They relied on neighbors of the areas they explored, as well as scientists specialized in each animal or insect they wanted to film.

Araneda had asked the community of Aysén, 2,000 kilometers south of Santiago, to contact him if they saw anything resembling a condor's nest.

One day I received a call from a married couple.

“We arrived just when the bird, about eight months old, was most active, jumping from the ledges,” he recalls.

The episode shows the chick's trial and error, right up to the moment it successfully achieves its first flight.

After filming, each of the sequences were sent to an expert on the animal and a park ranger from the National Forestry Corporation (CONAF) for their observations.

The tour of Patagonia was a personal journey for Araneda.

He remembers the photographs he took of the Gray Glacier from the beach the first time he visited Torres del Paine.

“It felt much closer than now,” he laments.

The glacier's melting, due to climate change, has accelerated its retreat.

Now, a rock with vegetation has appeared in the middle of the piece of ice.

Despite the magnitude of the environmental crisis, the docuseries does not treat it as a core issue, instead focusing on the growth of flora and fauna in protected areas.

“On the spectrum of nature documentaries, there are some that are a little more alarmist about the problem.

The mission of this one is for the spectators to fall in love with the animals so they are left with a positive feeling, they want to visit the parks or they are motivated to protect them.

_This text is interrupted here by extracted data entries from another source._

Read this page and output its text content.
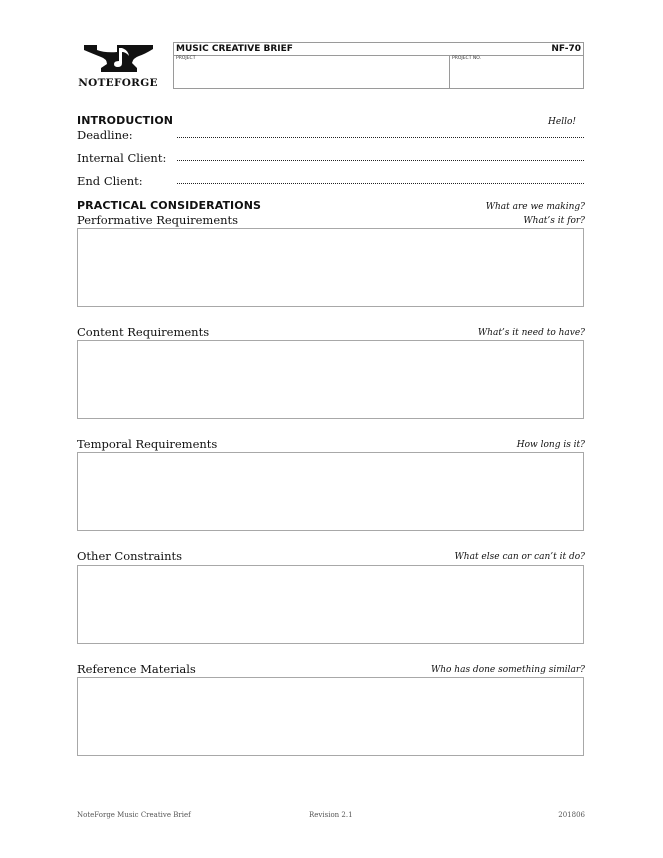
NOTEFORGE
MUSIC CREATIVE BRIEF	NF-70
PROJECT	PROJECT NO.
INTRODUCTION	Hello!
Deadline:
Internal Client:
End Client:
PRACTICAL CONSIDERATIONS	What are we making?
Performative Requirements	What’s it for?
Content Requirements	What’s it need to have?
Temporal Requirements	How long is it?
Other Constraints	What else can or can’t it do?
Reference Materials	Who has done something similar?
NoteForge Music Creative Brief	Revision 2.1	201806
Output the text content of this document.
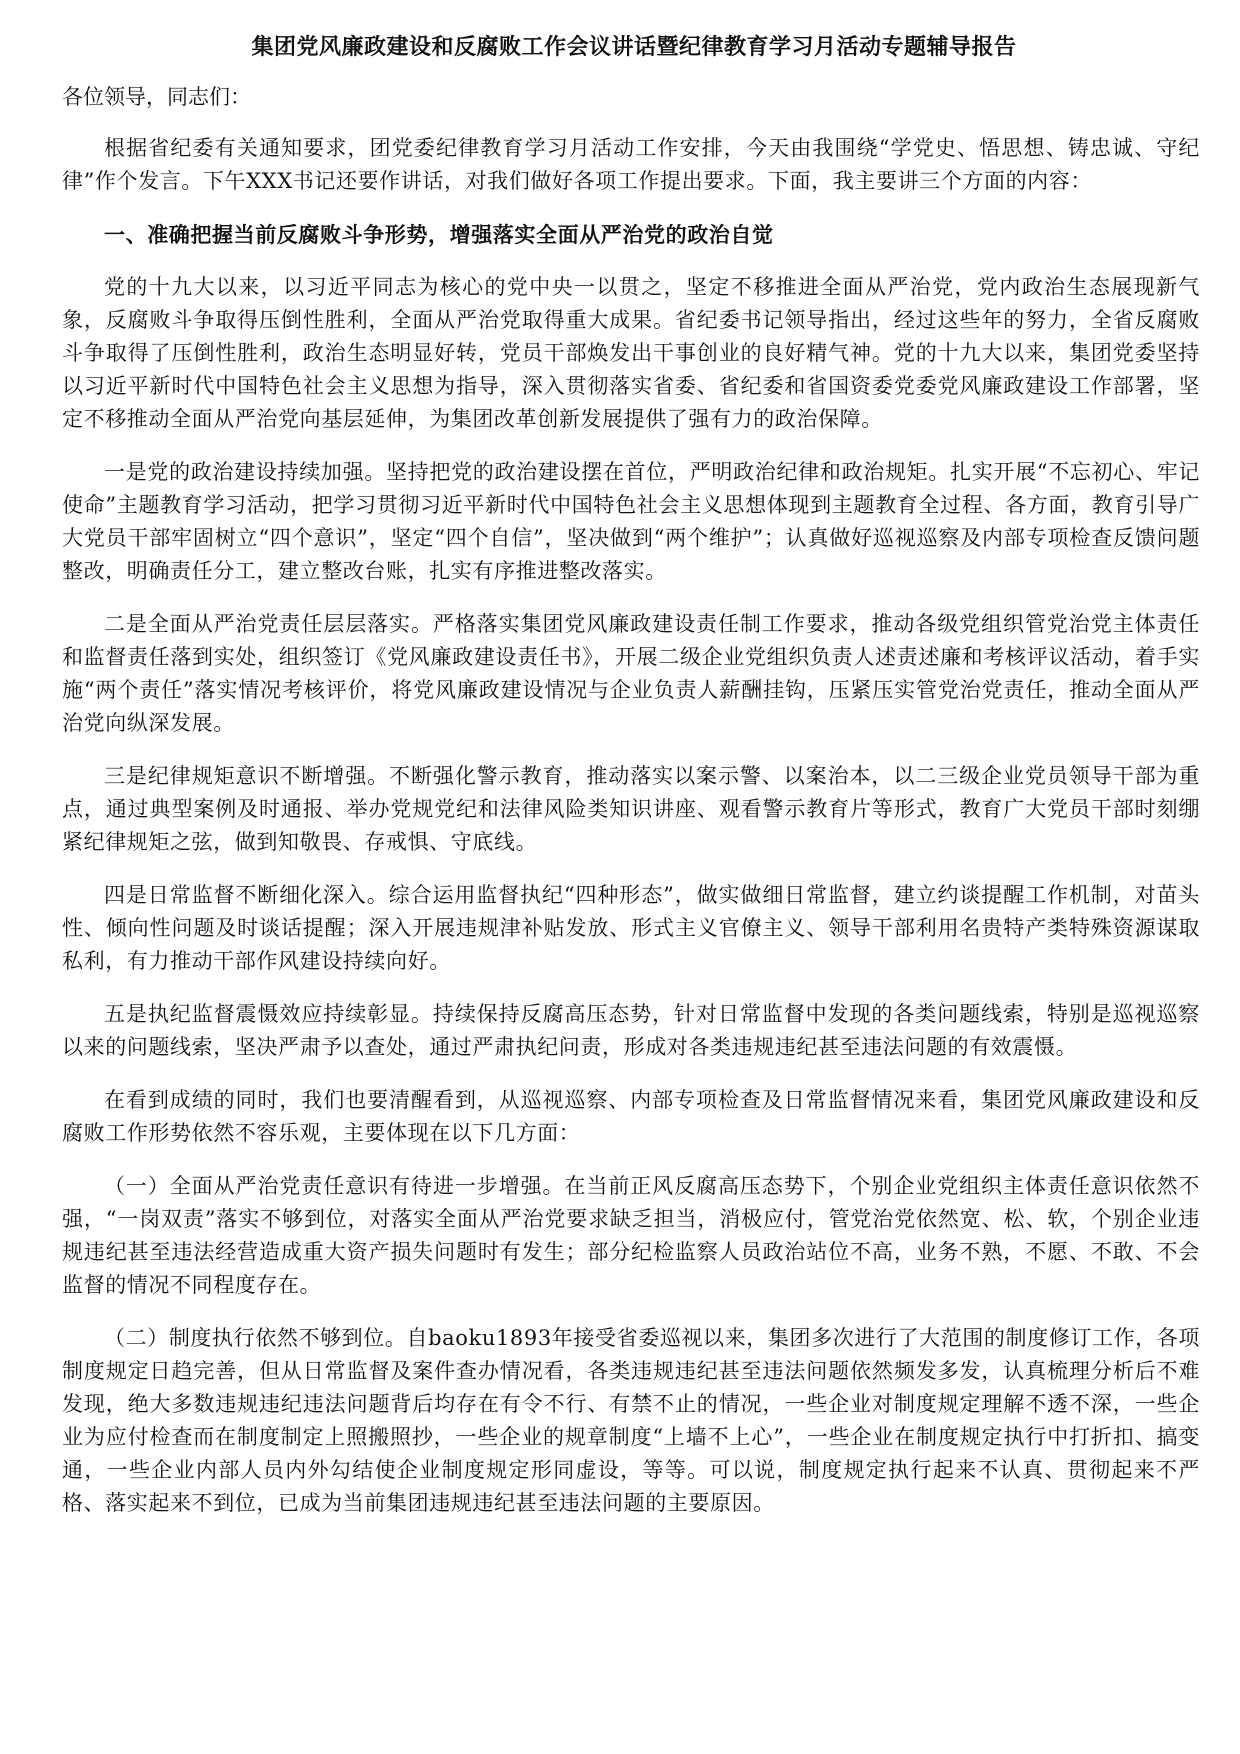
集团党风廉政建设和反腐败工作会议讲话暨纪律教育学习月活动专题辅导报告

各位领导，同志们：

根据省纪委有关通知要求，团党委纪律教育学习月活动工作安排，今天由我围绕“学党史、悟思想、铸忠诚、守纪律”作个发言。下午XXX书记还要作讲话，对我们做好各项工作提出要求。下面，我主要讲三个方面的内容：

一、准确把握当前反腐败斗争形势，增强落实全面从严治党的政治自觉

党的十九大以来，以习近平同志为核心的党中央一以贯之，坚定不移推进全面从严治党，党内政治生态展现新气象，反腐败斗争取得压倒性胜利，全面从严治党取得重大成果。省纪委书记领导指出，经过这些年的努力，全省反腐败斗争取得了压倒性胜利，政治生态明显好转，党员干部焕发出干事创业的良好精气神。党的十九大以来，集团党委坚持以习近平新时代中国特色社会主义思想为指导，深入贯彻落实省委、省纪委和省国资委党委党风廉政建设工作部署，坚定不移推动全面从严治党向基层延伸，为集团改革创新发展提供了强有力的政治保障。

一是党的政治建设持续加强。坚持把党的政治建设摆在首位，严明政治纪律和政治规矩。扎实开展“不忘初心、牢记使命”主题教育学习活动，把学习贯彻习近平新时代中国特色社会主义思想体现到主题教育全过程、各方面，教育引导广大党员干部牢固树立“四个意识”，坚定“四个自信”，坚决做到“两个维护”；认真做好巡视巡察及内部专项检查反馈问题整改，明确责任分工，建立整改台账，扎实有序推进整改落实。

二是全面从严治党责任层层落实。严格落实集团党风廉政建设责任制工作要求，推动各级党组织管党治党主体责任和监督责任落到实处，组织签订《党风廉政建设责任书》，开展二级企业党组织负责人述责述廉和考核评议活动，着手实施“两个责任”落实情况考核评价，将党风廉政建设情况与企业负责人薪酬挂钩，压紧压实管党治党责任，推动全面从严治党向纵深发展。

三是纪律规矩意识不断增强。不断强化警示教育，推动落实以案示警、以案治本，以二三级企业党员领导干部为重点，通过典型案例及时通报、举办党规党纪和法律风险类知识讲座、观看警示教育片等形式，教育广大党员干部时刻绷紧纪律规矩之弦，做到知敬畏、存戒惧、守底线。

四是日常监督不断细化深入。综合运用监督执纪“四种形态”，做实做细日常监督，建立约谈提醒工作机制，对苗头性、倾向性问题及时谈话提醒；深入开展违规津补贴发放、形式主义官僚主义、领导干部利用名贵特产类特殊资源谋取私利，有力推动干部作风建设持续向好。

五是执纪监督震慑效应持续彰显。持续保持反腐高压态势，针对日常监督中发现的各类问题线索，特别是巡视巡察以来的问题线索，坚决严肃予以查处，通过严肃执纪问责，形成对各类违规违纪甚至违法问题的有效震慑。

在看到成绩的同时，我们也要清醒看到，从巡视巡察、内部专项检查及日常监督情况来看，集团党风廉政建设和反腐败工作形势依然不容乐观，主要体现在以下几方面：

（一）全面从严治党责任意识有待进一步增强。在当前正风反腐高压态势下，个别企业党组织主体责任意识依然不强，“一岗双责”落实不够到位，对落实全面从严治党要求缺乏担当，消极应付，管党治党依然宽、松、软，个别企业违规违纪甚至违法经营造成重大资产损失问题时有发生；部分纪检监察人员政治站位不高，业务不熟，不愿、不敢、不会监督的情况不同程度存在。

（二）制度执行依然不够到位。自baoku1893年接受省委巡视以来，集团多次进行了大范围的制度修订工作，各项制度规定日趋完善，但从日常监督及案件查办情况看，各类违规违纪甚至违法问题依然频发多发，认真梳理分析后不难发现，绝大多数违规违纪违法问题背后均存在有令不行、有禁不止的情况，一些企业对制度规定理解不透不深，一些企业为应付检查而在制度制定上照搬照抄，一些企业的规章制度“上墙不上心”，一些企业在制度规定执行中打折扣、搞变通，一些企业内部人员内外勾结使企业制度规定形同虚设，等等。可以说，制度规定执行起来不认真、贯彻起来不严格、落实起来不到位，已成为当前集团违规违纪甚至违法问题的主要原因。
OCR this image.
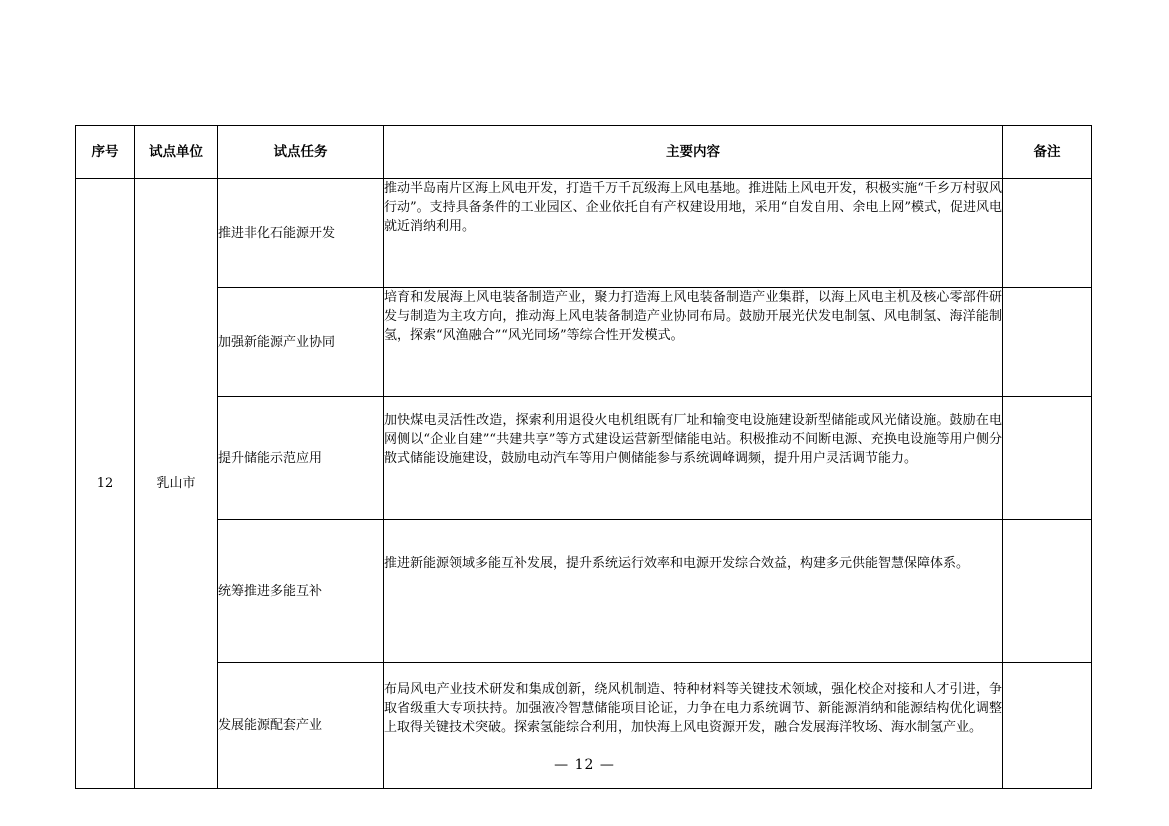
序号	试点单位	试点任务	主要内容	备注
12	乳山市	推进非化石能源开发	推动半岛南片区海上风电开发，打造千万千瓦级海上风电基地。推进陆上风电开发，积极实施“千乡万村驭风行动”。支持具备条件的工业园区、企业依托自有产权建设用地，采用“自发自用、余电上网”模式，促进风电就近消纳利用。	

		加强新能源产业协同	培育和发展海上风电装备制造产业，聚力打造海上风电装备制造产业集群，以海上风电主机及核心零部件研发与制造为主攻方向，推动海上风电装备制造产业协同布局。鼓励开展光伏发电制氢、风电制氢、海洋能制氢，探索“风渔融合”“风光同场”等综合性开发模式。	

		提升储能示范应用	加快煤电灵活性改造，探索利用退役火电机组既有厂址和输变电设施建设新型储能或风光储设施。鼓励在电网侧以“企业自建”“共建共享”等方式建设运营新型储能电站。积极推动不间断电源、充换电设施等用户侧分散式储能设施建设，鼓励电动汽车等用户侧储能参与系统调峰调频，提升用户灵活调节能力。	

		统筹推进多能互补	推进新能源领域多能互补发展，提升系统运行效率和电源开发综合效益，构建多元供能智慧保障体系。	

		发展能源配套产业	布局风电产业技术研发和集成创新，绕风机制造、特种材料等关键技术领域，强化校企对接和人才引进，争取省级重大专项扶持。加强液冷智慧储能项目论证，力争在电力系统调节、新能源消纳和能源结构优化调整上取得关键技术突破。探索氢能综合利用，加快海上风电资源开发，融合发展海洋牧场、海水制氢产业。	

— 12 —
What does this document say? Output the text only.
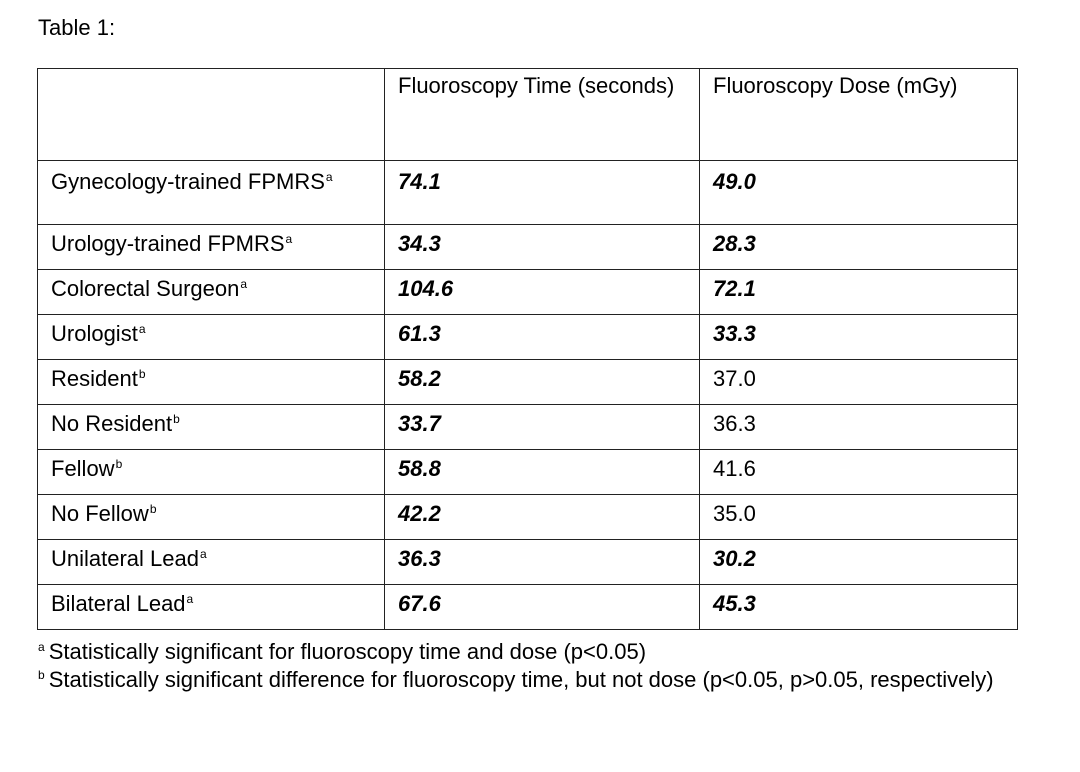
Table 1:
	Fluoroscopy Time (seconds)	Fluoroscopy Dose (mGy)
Gynecology-trained FPMRS$^a$	74.1	49.0
Urology-trained FPMRS$^a$	34.3	28.3
Colorectal Surgeon$^a$	104.6	72.1
Urologist$^a$	61.3	33.3
Resident$^b$	58.2	37.0
No Resident$^b$	33.7	36.3
Fellow$^b$	58.8	41.6
No Fellow$^b$	42.2	35.0
Unilateral Lead$^a$	36.3	30.2
Bilateral Lead$^a$	67.6	45.3
$^a$ Statistically significant for fluoroscopy time and dose (p<0.05)
$^b$ Statistically significant difference for fluoroscopy time, but not dose (p<0.05, p>0.05, respectively)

I would say that it is not a scientific show, but an emotional one,” explains the Chilean, who in 2012 fell in love with a small cougar who was missing a tail, which would star in his series Wild Expectation (2016).

The feline became famous, and since then, it has appeared in all Araneda's documentaries recorded in Torres del Paine.

In Our Great Natural Parks it appears, now with an aging face, interacting with other pumas around a lagoon.